Очень подробно всю эту историю рассмотрел в своём монументальном труде по истории Русской Церкви Митрополит Макарий (Булгаков, 1818–1882). По его словам, «Русская Церковь, видимо, для всех выросла до того, чтобы быть ей совершенно самостоятельною и независимою отраслею Церкви Вселенской и стоять по крайней мере наравне с патриархами православными Церквами, если не впереди всех их»^^. Понятно, что факт утверждения русского национально-церковного самосознания никакого отношения не имел к «хотениям» и «династическим интригам» Бориса Годунова.

В июне 1586 года в Москву прибыл Антиохийский Патриарх Иоаким V (1581–1582), которого встречали здесь с небывалым радушием. Это был первый визит одного из четырех восточных Патриархов на Русь. (Третий в диптихе Вселенской Православной Церкви, вслед за Константинопольским и Александрийским). По прибытии Патриарха принял Царь Фёдор Иоаннович, который ранее советовался с боярами, говоря им: «А нам испросить (надобно) у Него милости, дабы устроил в нашем государстве Московском Российского патриарха, и посоветовать бы о том с святейшим Патриархом Иоакимом, и приказал бы с ним о благословении патриаршества Московского со всеми патриархами»^^.

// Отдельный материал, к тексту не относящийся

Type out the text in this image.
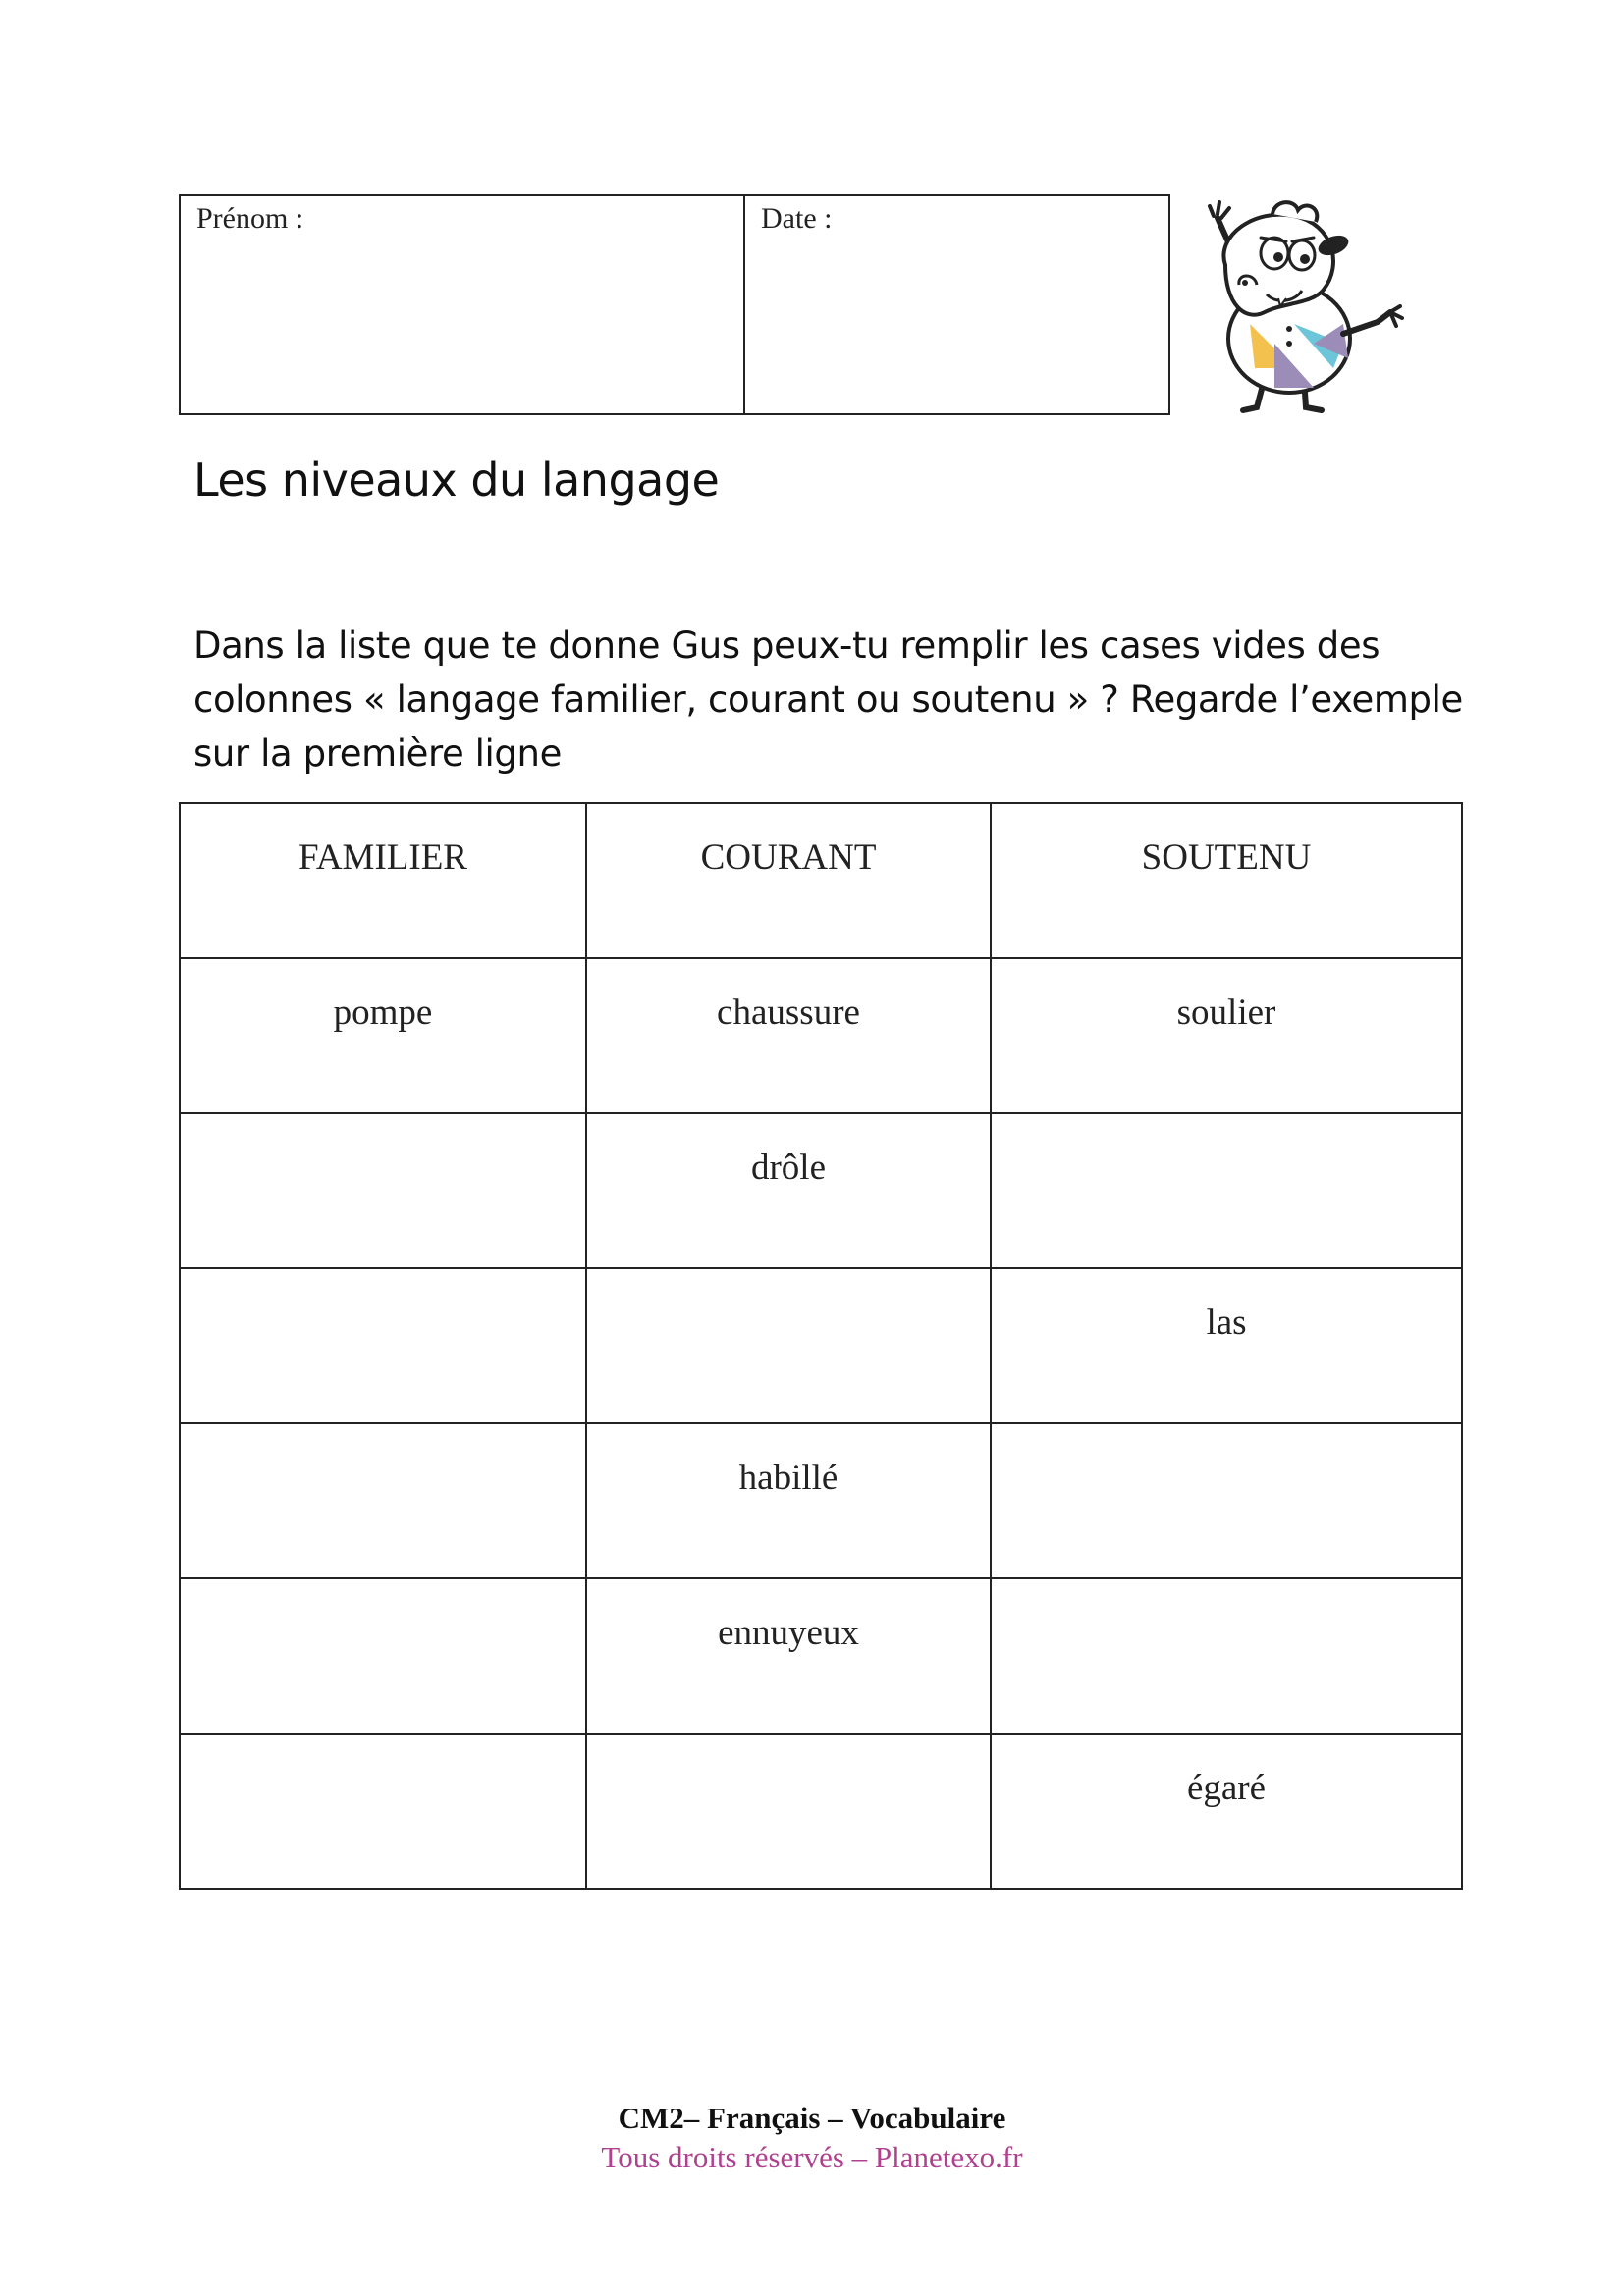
Prénom :	Date :
Les niveaux du langage

Dans la liste que te donne Gus peux-tu remplir les cases vides des colonnes « langage familier, courant ou soutenu » ? Regarde l’exemple sur la première ligne

FAMILIER	COURANT	SOUTENU
pompe	chaussure	soulier
	drôle	
		las
	habillé	
	ennuyeux	
		égaré
CM2– Français – Vocabulaire
Tous droits réservés – Planetexo.fr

Затем Государь повелел своему шурину, конюшему^^ и наместнику Казанскому ехать к Патриарху и искать милости. Переговоры с Иоакимом вёл Годунов. Но Иоаким сразу дал ясно понять, что без согласия с другими патриархами, и в первую очередь со Вселенским (Константинопольским) Патриархом, он такого вопроса решить не может, но заверил, что он обязательно донесёт просьбу до собора Греческой церкви.

В этой связи Митрополит Макарий сделал единственно возможный в данном случае вывод, не оставляющий камня на камне от всех спекуляций по поводу «интриг Годунова». «Всё это (визит Иоакима. — А.Б.) происходило во дни Митрополита Диoниcия^^ когда Иов был только архимандритом Poc?oвc?им^^ следовательно, совершенно произвольно известное мнение, будто собственно Борис Годунов задумал учредить патриаршество в России, чтобы возвесть в этот сан своего любимого митрополита Иова и тем ещё более привлечь его к себе для своих честолюбивых целей »^^.

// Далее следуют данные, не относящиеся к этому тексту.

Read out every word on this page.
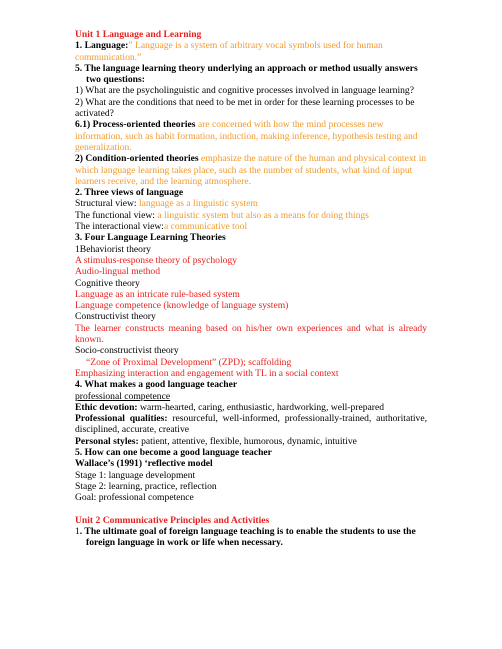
Unit 1 Language and Learning
1. Language:” Language is a system of arbitrary vocal symbols used for human communication.”
5. The language learning theory underlying an approach or method usually answers two questions:
1) What are the psycholinguistic and cognitive processes involved in language learning?
2) What are the conditions that need to be met in order for these learning processes to be activated?
6.1) Process-oriented theories are concerned with how the mind processes new information, such as habit formation, induction, making inference, hypothesis testing and generalization.
2) Condition-oriented theories emphasize the nature of the human and physical context in which language learning takes place, such as the number of students, what kind of input learners receive, and the learning atmosphere.
2. Three views of language
Structural view: language as a linguistic system
The functional view: a linguistic system but also as a means for doing things
The interactional view:a communicative tool
3. Four Language Learning Theories
1Behaviorist theory
A stimulus-response theory of psychology
Audio-lingual method
Cognitive theory
Language as an intricate rule-based system
Language competence (knowledge of language system)
Constructivist theory
The learner constructs meaning based on his/her own experiences and what is already known.
Socio-constructivist theory
“Zone of Proximal Development” (ZPD); scaffolding
Emphasizing interaction and engagement with TL in a social context
4. What makes a good language teacher
professional competence
Ethic devotion: warm-hearted, caring, enthusiastic, hardworking, well-prepared
Professional qualities: resourceful, well-informed, professionally-trained, authoritative, disciplined, accurate, creative
Personal styles: patient, attentive, flexible, humorous, dynamic, intuitive
5. How can one become a good language teacher
Wallace’s (1991) ‘reflective model
Stage 1: language development
Stage 2: learning, practice, reflection
Goal: professional competence
Unit 2 Communicative Principles and Activities
1. The ultimate goal of foreign language teaching is to enable the students to use the foreign language in work or life when necessary.
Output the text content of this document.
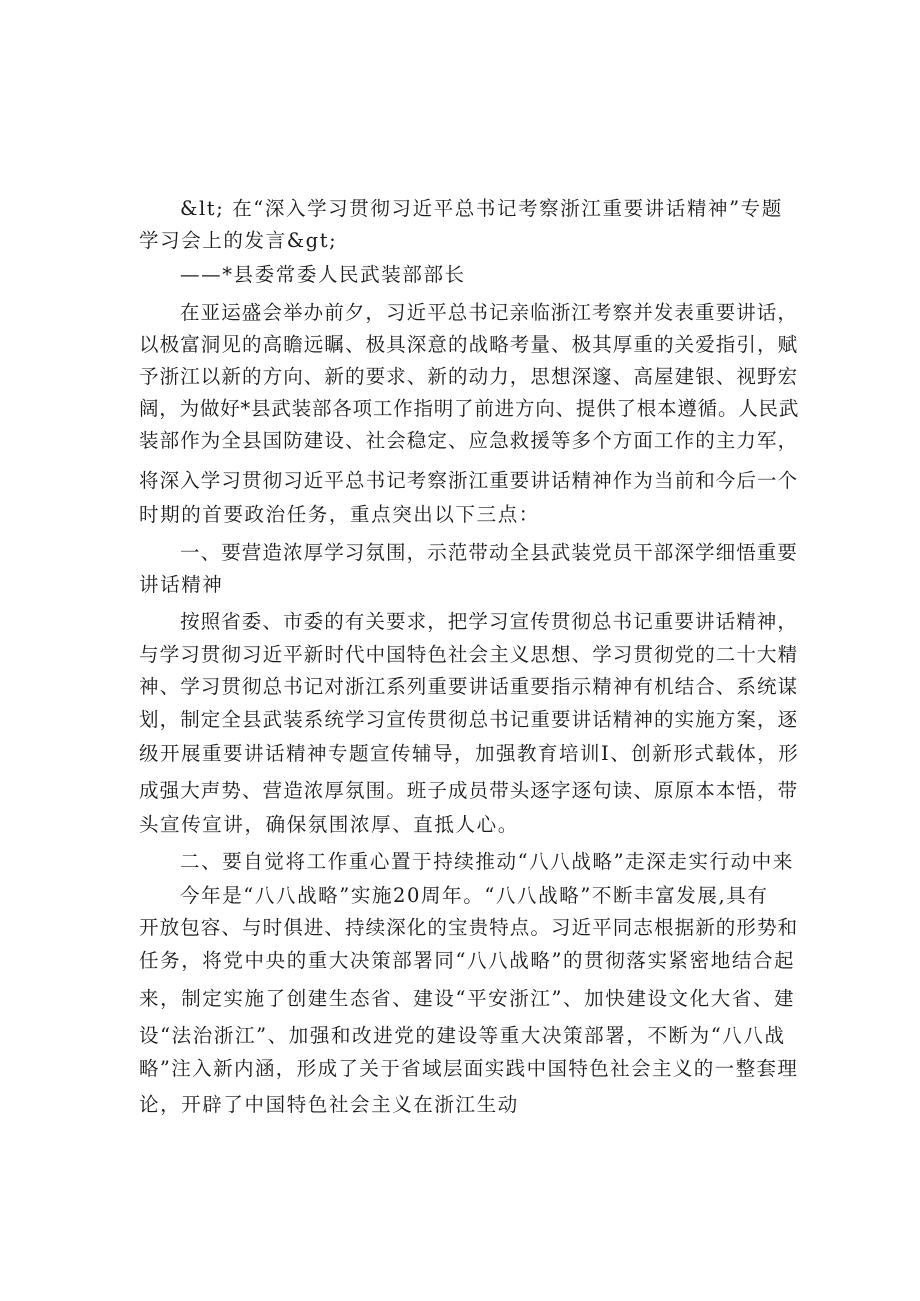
&lt; 在“深入学习贯彻习近平总书记考察浙江重要讲话精神”专题
学习会上的发言&gt;
——*县委常委人民武装部部长
在亚运盛会举办前夕，习近平总书记亲临浙江考察并发表重要讲话，
以极富洞见的高瞻远瞩、极具深意的战略考量、极其厚重的关爱指引，赋
予浙江以新的方向、新的要求、新的动力，思想深邃、高屋建银、视野宏
阔，为做好*县武装部各项工作指明了前进方向、提供了根本遵循。人民武
装部作为全县国防建设、社会稳定、应急救援等多个方面工作的主力军，
将深入学习贯彻习近平总书记考察浙江重要讲话精神作为当前和今后一个
时期的首要政治任务，重点突出以下三点：
一、要营造浓厚学习氛围，示范带动全县武装党员干部深学细悟重要
讲话精神
按照省委、市委的有关要求，把学习宣传贯彻总书记重要讲话精神，
与学习贯彻习近平新时代中国特色社会主义思想、学习贯彻党的二十大精
神、学习贯彻总书记对浙江系列重要讲话重要指示精神有机结合、系统谋
划，制定全县武装系统学习宣传贯彻总书记重要讲话精神的实施方案，逐
级开展重要讲话精神专题宣传辅导，加强教育培训I、创新形式载体，形
成强大声势、营造浓厚氛围。班子成员带头逐字逐句读、原原本本悟，带
头宣传宣讲，确保氛围浓厚、直抵人心。
二、要自觉将工作重心置于持续推动“八八战略”走深走实行动中来
今年是“八八战略”实施20周年。“八八战略”不断丰富发展,具有
开放包容、与时俱进、持续深化的宝贵特点。习近平同志根据新的形势和
任务，将党中央的重大决策部署同“八八战略”的贯彻落实紧密地结合起
来，制定实施了创建生态省、建设“平安浙江”、加快建设文化大省、建
设“法治浙江”、加强和改进党的建设等重大决策部署，不断为“八八战
略”注入新内涵，形成了关于省域层面实践中国特色社会主义的一整套理
论，开辟了中国特色社会主义在浙江生动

Иоаким покинул Москву, нагруженный многочисленными дарами, и дело заглохло. Никто из четырёх Патриархов — Константинопольский, Александрийский, Антиохийский и Иерусалимский — не горел желанием обрести нового, себе равного Предстоятеля. Однако положение на Востоке было столь сложным, если не сказать, трагическим, что выживать в мире исламской антихристианской ненависти без помощи внешнего «питателя» всего Православия — Руси — было практически невозможно.

Россия оставалась единственным православным государством на земле, единственным Государством-Церковью, где церковные законы и каноны являлись государственными законами и где никогда не забывали о бедственном положение своих братьев во Христе в дальних странах. Потому здесь постоянно проявлялись разного звания просители с Востока, собиравшие «милостыню» и никогда не уезжавшие с пустыми руками. «Хотели» ли представители церковной иерархии восточных патриархатов или «не хотели» давать согласие на учреждение Московского патриархата, но получать помощь со стороны Руси и «не уважить» молитвенную просьбу её правителя они просто не могли.

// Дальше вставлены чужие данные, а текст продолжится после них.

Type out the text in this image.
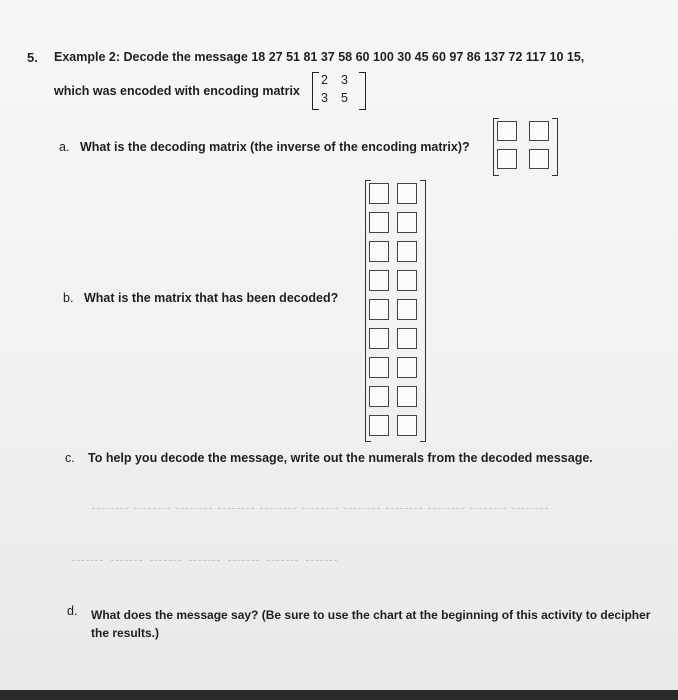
5. Example 2: Decode the message 18 27 51 81 37 58 60 100 30 45 60 97 86 137 72 117 10 15,
which was encoded with encoding matrix
2 3
3 5
a. What is the decoding matrix (the inverse of the encoding matrix)?
b. What is the matrix that has been decoded?
c. To help you decode the message, write out the numerals from the decoded message.
d. What does the message say? (Be sure to use the chart at the beginning of this activity to decipher the results.)
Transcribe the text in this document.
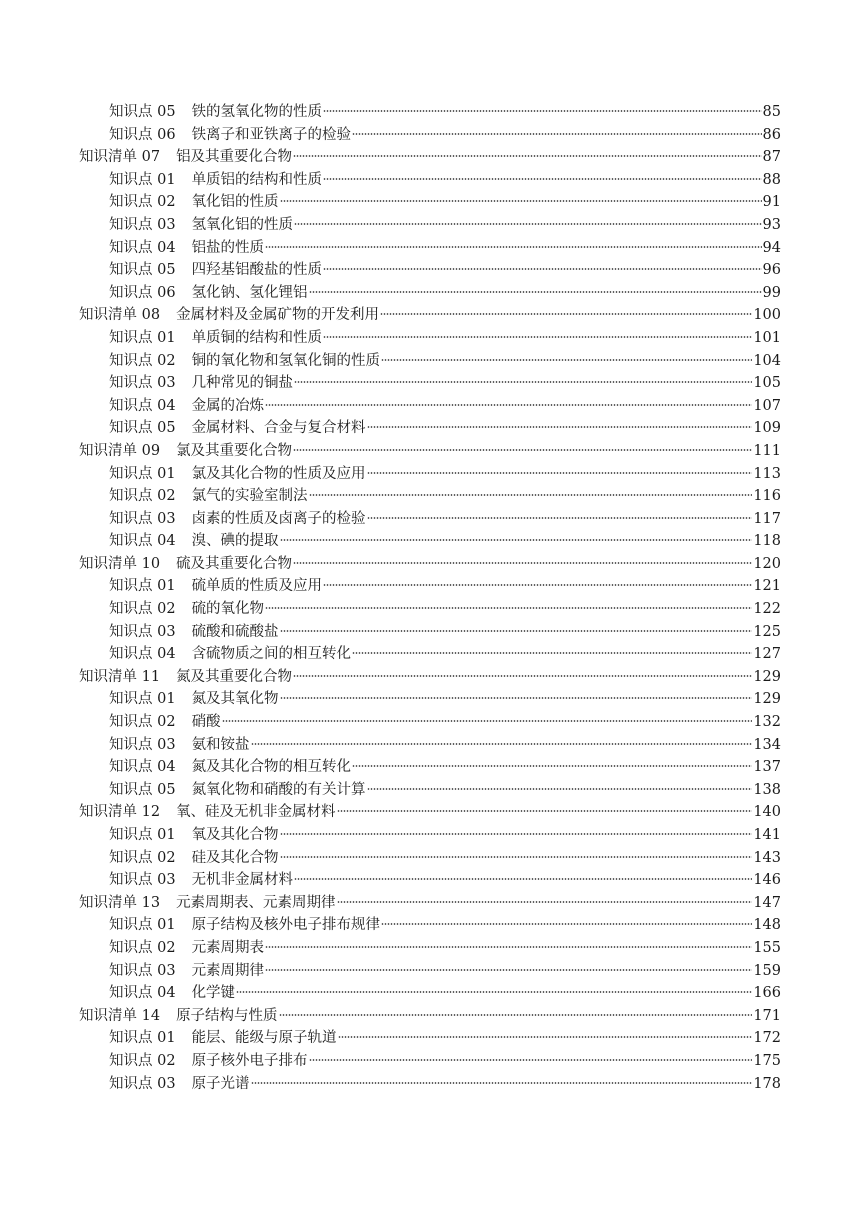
知识点 05 铁的氢氧化物的性质	85
知识点 06 铁离子和亚铁离子的检验	86
知识清单 07 铝及其重要化合物	87
知识点 01 单质铝的结构和性质	88
知识点 02 氧化铝的性质	91
知识点 03 氢氧化铝的性质	93
知识点 04 铝盐的性质	94
知识点 05 四羟基铝酸盐的性质	96
知识点 06 氢化钠、氢化锂铝	99
知识清单 08 金属材料及金属矿物的开发利用	100
知识点 01 单质铜的结构和性质	101
知识点 02 铜的氧化物和氢氧化铜的性质	104
知识点 03 几种常见的铜盐	105
知识点 04 金属的冶炼	107
知识点 05 金属材料、合金与复合材料	109
知识清单 09 氯及其重要化合物	111
知识点 01 氯及其化合物的性质及应用	113
知识点 02 氯气的实验室制法	116
知识点 03 卤素的性质及卤离子的检验	117
知识点 04 溴、碘的提取	118
知识清单 10 硫及其重要化合物	120
知识点 01 硫单质的性质及应用	121
知识点 02 硫的氧化物	122
知识点 03 硫酸和硫酸盐	125
知识点 04 含硫物质之间的相互转化	127
知识清单 11 氮及其重要化合物	129
知识点 01 氮及其氧化物	129
知识点 02 硝酸	132
知识点 03 氨和铵盐	134
知识点 04 氮及其化合物的相互转化	137
知识点 05 氮氧化物和硝酸的有关计算	138
知识清单 12 氧、硅及无机非金属材料	140
知识点 01 氧及其化合物	141
知识点 02 硅及其化合物	143
知识点 03 无机非金属材料	146
知识清单 13 元素周期表、元素周期律	147
知识点 01 原子结构及核外电子排布规律	148
知识点 02 元素周期表	155
知识点 03 元素周期律	159
知识点 04 化学键	166
知识清单 14 原子结构与性质	171
知识点 01 能层、能级与原子轨道	172
知识点 02 原子核外电子排布	175
知识点 03 原子光谱	178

Летом 1588 года в Москву «за пособием» прибыл Вселенский Константинопольский Патриарх Иеремия II (1530–1595, Патриарх с 1572 года). Патриарх оставался в Москве более гoдa.^^ В первые месяцы после прибытия тема Московского патриархата была одной из главных в переговорах, которые вёл со Святейшим Борис Годунов. Ход этих переговоров в подробностях неизвестен, но результат был положительным.

Первоначально Царь и его советники приглашали на Патриаршество Константинопольского Патриарха, так как Вселенский Патриарх должен пребывать там, где находится «единый во вселенной » Православный Царь. Участник этих событий, входивший в свиту Патриарха Иеремии, Арсений Елассонский^* — греческий епископ, ставший позже русским архиепископом, — свидетельствовал: «Чрез несколько дней царь послал великого боярина своего, родного брата благочестивейший Царицы и Великой княгини госпожи Ирины, господина Бориса Годунова и великого государственного логофета господина Андрея Щелкалова к великому Патриарху. Явились они к нему с просьбою от имени Царя и всего его собора и великого Митрополита московского господина Иова, чтобы он остался в великой Москве, дабы именоваться Патриархом Московским и всей России и быть любящим отцом для царя и царицы. Весьма тронутый их приятными словами. Патриарх решился исполнить волю Царя, если бы ему не воспрепятствовали Монемвасийский^^ митрополит кир Иерофей, племянник Патриарха господин Димитрий, первый канонарх^^, Георгий логофет и Николай Аристотель из Афин, и, таким образом, они возвратились к Царю с великою печалью ».^

Только после того как Иеремия отклонил столь неожиданное и любезное приглашение, сославшись на то, что его клирики подобного не одобрят, только тогда и возникла мысль о поставлении русского патриарха. Как писал Арсений Елассонский: «После немногих дней послал их Царь к Патриарху с просьбою к нему возвести великого митрополита Москвы кир Иова в патриаршее звание, достоинство и на кафедру. Патриарх, выслушавши, таким образом, с радостию принял просьбу Царя и решился исполнить её».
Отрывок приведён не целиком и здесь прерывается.